Rating Linked to Sovereign: Cinda’s ratings are linked to China’s sovereign ratings (A+/Stable) and notched one down from the sovereign. This reflects its central state ownership, the state’s strong control over the company via the Ministry of Finance (MOF) and China Banking Regulatory Commission (CBRC) and Cinda’s strategic ties with the state, which result in a strong likelihood of extraordinary state support, if needed. Therefore, Cinda is classified as a dependent public sector entity under Fitch’s criteria.
Strong Control and Supervision: The MOF holds 67.84% of Cinda while the National Social Security Fund (NSSF), which is directly administered by the central government, holds 8.19%. As its controlling shareholder, the MOF nominates a majority of Cinda’s board members and exerts the strongest influence on operation of the board. As one of Cinda’s regulatory authorities, the MOF also exerts significant influence and regulatory powers on its business operations. By law, Cinda’s senior management are scrutinized and approved by the CBRC, which also has significant influence on its business operations through industry and business activity supervision. To effectively communicate with its controlling shareholder and regulatory authorities, Cinda’s senior management reports its operational and financial conditions to the MOF and CBRC on a regular basis.
Strategic Importance: Cinda is one of four asset management companies (AMCs) established to prevent and defuse financial risks, preserve state-owned assets and promote the reform of the financial system in China.

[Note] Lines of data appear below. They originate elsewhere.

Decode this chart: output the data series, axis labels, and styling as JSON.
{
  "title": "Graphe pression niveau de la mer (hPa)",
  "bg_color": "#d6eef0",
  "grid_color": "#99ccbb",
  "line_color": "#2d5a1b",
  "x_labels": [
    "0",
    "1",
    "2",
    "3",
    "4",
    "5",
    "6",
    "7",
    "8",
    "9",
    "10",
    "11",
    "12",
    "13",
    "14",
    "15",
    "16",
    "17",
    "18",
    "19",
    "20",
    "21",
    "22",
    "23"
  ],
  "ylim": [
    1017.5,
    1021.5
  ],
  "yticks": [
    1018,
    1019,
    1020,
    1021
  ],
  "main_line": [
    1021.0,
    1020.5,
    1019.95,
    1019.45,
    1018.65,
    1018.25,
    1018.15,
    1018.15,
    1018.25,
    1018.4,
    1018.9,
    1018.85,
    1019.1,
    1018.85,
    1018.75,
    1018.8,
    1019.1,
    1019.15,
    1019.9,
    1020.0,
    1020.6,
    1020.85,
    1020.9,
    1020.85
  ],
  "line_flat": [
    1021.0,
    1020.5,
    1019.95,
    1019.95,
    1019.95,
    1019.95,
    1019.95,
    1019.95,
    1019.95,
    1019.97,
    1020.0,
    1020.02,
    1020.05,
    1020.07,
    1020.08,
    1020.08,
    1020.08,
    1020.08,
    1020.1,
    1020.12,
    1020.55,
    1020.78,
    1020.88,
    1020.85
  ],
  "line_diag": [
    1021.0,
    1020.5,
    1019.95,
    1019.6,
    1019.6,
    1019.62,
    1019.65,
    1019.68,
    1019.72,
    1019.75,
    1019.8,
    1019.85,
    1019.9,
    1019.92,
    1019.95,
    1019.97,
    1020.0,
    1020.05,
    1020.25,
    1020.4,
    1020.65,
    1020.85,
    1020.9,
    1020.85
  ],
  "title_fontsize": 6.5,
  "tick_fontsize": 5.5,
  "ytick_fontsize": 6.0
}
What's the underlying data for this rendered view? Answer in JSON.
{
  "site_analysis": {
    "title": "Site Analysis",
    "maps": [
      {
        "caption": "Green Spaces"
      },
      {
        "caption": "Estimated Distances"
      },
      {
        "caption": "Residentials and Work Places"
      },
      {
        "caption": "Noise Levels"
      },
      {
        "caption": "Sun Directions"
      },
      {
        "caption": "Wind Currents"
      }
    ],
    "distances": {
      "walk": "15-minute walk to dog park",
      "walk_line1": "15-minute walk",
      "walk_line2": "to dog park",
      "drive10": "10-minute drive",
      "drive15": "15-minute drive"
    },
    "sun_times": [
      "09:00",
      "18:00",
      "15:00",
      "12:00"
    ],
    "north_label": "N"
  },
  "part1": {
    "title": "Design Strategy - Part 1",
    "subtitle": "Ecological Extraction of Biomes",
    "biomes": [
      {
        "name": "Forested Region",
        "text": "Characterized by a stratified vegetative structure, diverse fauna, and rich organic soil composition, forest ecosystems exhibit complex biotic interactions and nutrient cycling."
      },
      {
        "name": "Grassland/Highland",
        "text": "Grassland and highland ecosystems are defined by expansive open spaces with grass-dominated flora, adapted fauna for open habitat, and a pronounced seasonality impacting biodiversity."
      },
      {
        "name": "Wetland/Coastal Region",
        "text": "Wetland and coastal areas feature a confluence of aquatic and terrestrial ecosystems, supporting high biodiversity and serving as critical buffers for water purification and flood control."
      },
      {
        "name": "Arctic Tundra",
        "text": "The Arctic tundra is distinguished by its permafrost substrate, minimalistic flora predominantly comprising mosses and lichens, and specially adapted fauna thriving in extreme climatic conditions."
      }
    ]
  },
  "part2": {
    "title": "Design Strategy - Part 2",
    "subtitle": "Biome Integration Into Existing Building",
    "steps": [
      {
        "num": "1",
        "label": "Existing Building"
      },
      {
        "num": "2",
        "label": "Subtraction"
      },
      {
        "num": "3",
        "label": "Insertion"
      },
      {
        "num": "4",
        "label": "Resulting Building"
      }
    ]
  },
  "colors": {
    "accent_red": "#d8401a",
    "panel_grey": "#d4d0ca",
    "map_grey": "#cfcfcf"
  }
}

These AMCs are also the wholesalers for non-performing assets (NPAs) under a policy that grants the companies privileges in both transferring bulk NPAs and acquiring NPAs in different regions of China.
Leading Industry Position: Cinda led in terms of total revenue, net profit and net assets among the big four AMCs in 2013. Its accumulated distressed asset acquisition and cash recovery also accounted for 35.5% and 38.3% of the aggregate of the big four AMCs at end-2012. Moreover, it is the first AMC allowed by CBRC to acquire distressed assets from non-financial enterprises and one of two AMCs that have been granted permission by the central bank to access the interbank market.
Risk from Rapid Expansion: The rapid growth in Cinda’s distressed asset portfolio in the past three years raises concerns over operational risks and potential pressure on its capital adequacy despite its recent IPO. However, Fitch believes its industry experience and seasoned management partly mitigate the risk.
Inherited and Concentration Risk: As a distressed asset manager, Cinda’s portfolio carries more inherited credit risk than a normal loan portfolio. Concentration risk also arises from Cinda’s exposure to the Chinese property and coal mining sectors, which account for a meaningful portion of its distressed receivable portfolio and of its debt-to-equity swap (DES) asset portfolio at end-2013. However, the low collateral ratio (40%) of Cinda’s distressed receivable portfolio and the high potential of value appreciation of its DES asset portfolio partly neutralise the concentration risk.
Mismatched Asset and Liabilities: Cinda is mainly funded by short- to medium-term borrowings, while its distressed asset portfolio has a medium- to long-term maturity. However, the company’s large outstanding credit facilities and long-term relationships with various banks and financial institutions partly mitigate the risks arising from the mismatch in assets and liabilities.
A positive or negative rating action could stem from a similar change in the ratings of the sovereign. Also stronger explicit support could result in an equalisation of the rating with the sovereign.
However, significant dilution of Cinda’s core activities in the purchase and management of non-performing assets could lead to a widening in the notching from the sovereign’s rating.
Significant changes to its strategic importance or a dilution of state shareholding to below 51% could result in it no longer being classified as a dependent public sector entity and, therefore, no longer credit-linked to the sovereign rating.